Since coming to UF Law in 2007, Riskin has served as professor, mentor and director of the Initiative on Mindfulness in Law and Dispute Resolution. The ABA recognized his extensive work in alternative dispute resolution with a focus on the perspectives that lawyers bring to the work. A story in the February issue of the ABA Journal highlighted the mindfulness field and its growing acceptance in the legal field.

Riskin began to write about and teach mediation in the early 1980s, and from that he became interested in mindsets lawyers use when addressing problems.

Riskin is the third recipient of the ABA Dispute Resolution Section’s award for Outstanding Scholarly Work since its creation in 2011. Harvard Law School Professor Frank E.A. Sander and Georgetown University Professor Carrie Menkel-Meadow received the award in years past.

Law school rankings: Good, bad and not so reliable

Most of us probably think of the U.S. News & World Report ranking released in March as the standard when it comes to comparing law schools (UF Law was No. 46 out of 202).

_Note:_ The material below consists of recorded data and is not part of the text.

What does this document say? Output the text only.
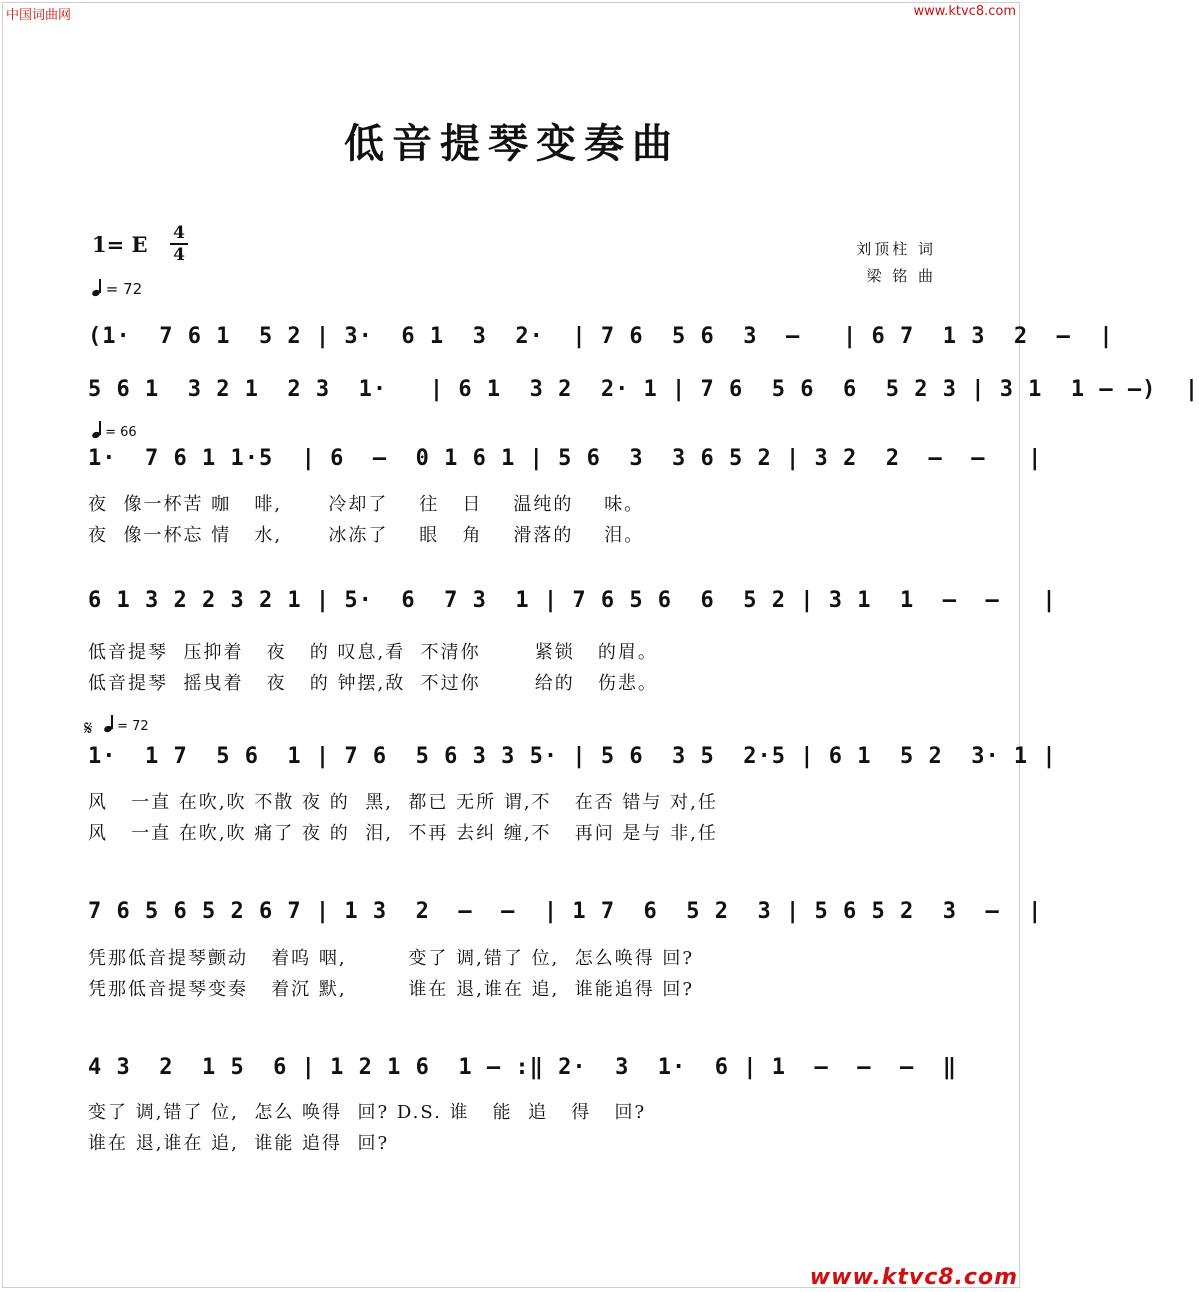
中国词曲网	www.ktvc8.com
www.ktvc8.com
低音提琴变奏曲
1= E 4
4
= 72
刘顶柱 词
梁 铭 曲
(1·  7 6 1  5 2 | 3·  6 1  3  2·  | 7 6  5 6  3  –   | 6 7  1 3  2  –  |
5 6 1  3 2 1  2 3  1·   | 6 1  3 2  2· 1 | 7 6  5 6  6  5 2 3 | 3 1  1 – –)  |
= 66
1·  7 6 1 1·5  | 6  –  0 1 6 1 | 5 6  3  3 6 5 2 | 3 2  2  –  –   |
夜  像一杯苦 咖   啡,      冷却了    往   日    温纯的    味。
夜  像一杯忘 情   水,      冰冻了    眼   角    滑落的    泪。
6 1 3 2 2 3 2 1 | 5·  6  7 3  1 | 7 6 5 6  6  5 2 | 3 1  1  –  –   |
低音提琴  压抑着   夜   的 叹息,看  不清你       紧锁   的眉。
低音提琴  摇曳着   夜   的 钟摆,敌  不过你       给的   伤悲。
𝄋	= 72
1·  1 7  5 6  1 | 7 6  5 6 3 3 5· | 5 6  3 5  2·5 | 6 1  5 2  3· 1 |
风   一直 在吹,吹 不散 夜 的  黑,  都已 无所 谓,不   在否 错与 对,任
风   一直 在吹,吹 痛了 夜 的  泪,  不再 去纠 缠,不   再问 是与 非,任
7 6 5 6 5 2 6 7 | 1 3  2  –  –  | 1 7  6  5 2  3 | 5 6 5 2  3  –  |
凭那低音提琴颤动   着呜 咽,        变了 调,错了 位,  怎么唤得 回?
凭那低音提琴变奏   着沉 默,        谁在 退,谁在 追,  谁能追得 回?
4 3  2  1 5  6 | 1 2 1 6  1 – :‖ 2·  3  1·  6 | 1  –  –  –  ‖
变了 调,错了 位,  怎么 唤得  回? D.S. 谁   能  追   得   回?
谁在 退,谁在 追,  谁能 追得  回?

But the law school rating business is booming, and UF Law holds its own — even if some of the rankings are a little wobbly. U.S. News recently released a new ranking evaluating law school efficiency based on how much bang for  each buck a law school gets for its standing in the U.S. News ranking. UF Law came in at No. 21 in the nation.

UF Law was ranked No. 44 by the popular legal-themed blog Above the Law. The ranking was derived from outcome based methodologies, analyzing factors such as employment rates, quality of employment and education cost.

Above the Law rated UF Law as the second best school in the South in another survey. This one drew its results from surveys of the blog’s readers. The University of Virginia was ranked No. 1. UF Law did
well in quality of faculty, practical and clinical training, financial advising, and last, but certainly not least, readers said UF Law has the best social life.

Finally, UF Law came in at No. 53 in a National Jurist ranking released in February. An avalanche of criticism from legal-education media ensued for the magazine’s methodology that placed Texas Tech in the Top 10 but neither Yale nor the University of Chicago. Texas Tech couldn’t crack the Top 100 in the most recent U.S. News ranking. National Jurist admitted its methods were flawed and reissued the  ranking. This time UF Law finished No. 25 — right behind Harvard Law at No. 24.